Il est important d’apprécier que la mort peut se produire de plusieurs façons, alors je voulais aborder le sujet important de ce que les professionnels de la santé peuvent faire pour faciliter le processus de la mort.
Dans les endroits où de bons soins palliatifs sont intégrés, leur valeur ne peut être surestimée. Les équipes de soins palliatifs fournissent une assistance experte dans la gestion des symptômes physiques et de la détresse psychologique. Elles peuvent répondre aux questions épineuses, conseiller les membres anxieux de la famille et aider les patients à laisser un héritage, sous forme écrite ou numérique. Elles normalisent le deuil et aident à mettre en perspective un moment difficile.
Les personnes qui découvrent les soins palliatifs craignent généralement de ne pas bénéficier d’une prise en charge efficace du cancer, mais il existe de très bonnes preuves que les soins palliatifs améliorent le bien-être psychologique, la qualité de vie et, dans certains cas, l’espérance de vie.
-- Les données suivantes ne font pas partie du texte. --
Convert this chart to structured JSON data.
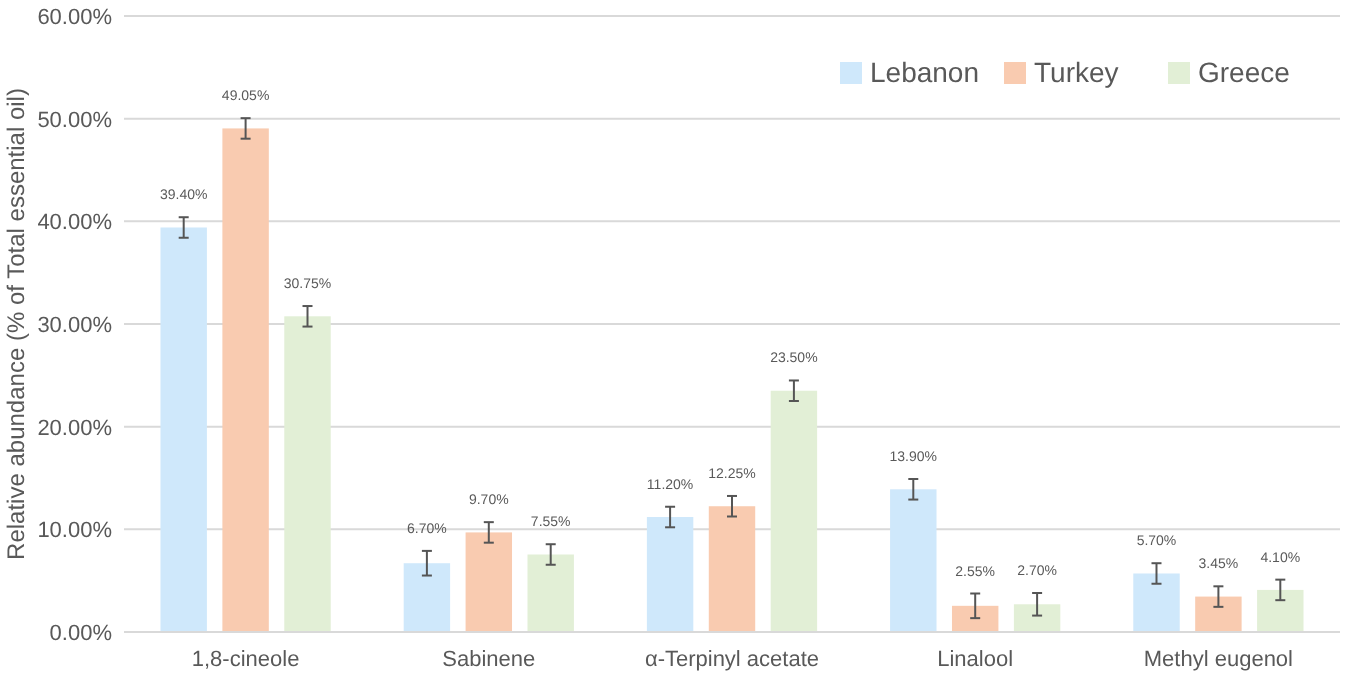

Les soins palliatifs sont relativement nouveaux dans le domaine médical, il se peut donc que vous viviez dans une région où il n’existe pas de service officiel, mais il peut y avoir des médecins locaux et des travailleurs paramédicaux formés à certains aspects de leur prestation, alors n’oubliez pas de vous renseigner.
Enfin, un mot sur la façon de demander à votre oncologue le pronostic et, par ricochet, comment vous allez mourir. Ce que vous devez savoir, c’est que dans de nombreux endroits, la formation dans ce domaine délicat de la communication est terriblement insuffisante et votre médecin peut se sentir mal à l’aise pour aborder le sujet. Mais cela ne devrait pas empêcher tout médecin d’essayer – ou au moins de vous adresser à quelqu’un qui peut vous aider.
Un pronostic précis est difficile, mais vous devez vous attendre à une estimation en termes de semaines, de mois ou d’années. Lorsqu’il s’agit de poser les questions les plus difficiles, ne vous attendez pas à ce que l’oncologue lise entre les lignes. Il s’agit de votre vie et de votre mort : vous avez droit à une opinion honnête, à une conversation continue et à des soins compatissants qui, soit dit en passant, peuvent provenir d’un grand nombre de personnes, notamment des infirmières, des travailleurs sociaux, des médecins de famille, des aumôniers et, bien sûr, de vos proches.
Il y a plus de 2 000 ans, le philosophe grec Épicure observait que l’art de bien vivre et l’art de bien mourir ne faisaient qu’un. Plus récemment, Oliver Sacks nous a rappelé ce principe alors qu’il se mourait d’un mélanome métastatique. Si nous devons mourir, il est bon de nous rappeler le rôle que nous pouvons jouer pour garantir une mort paisible.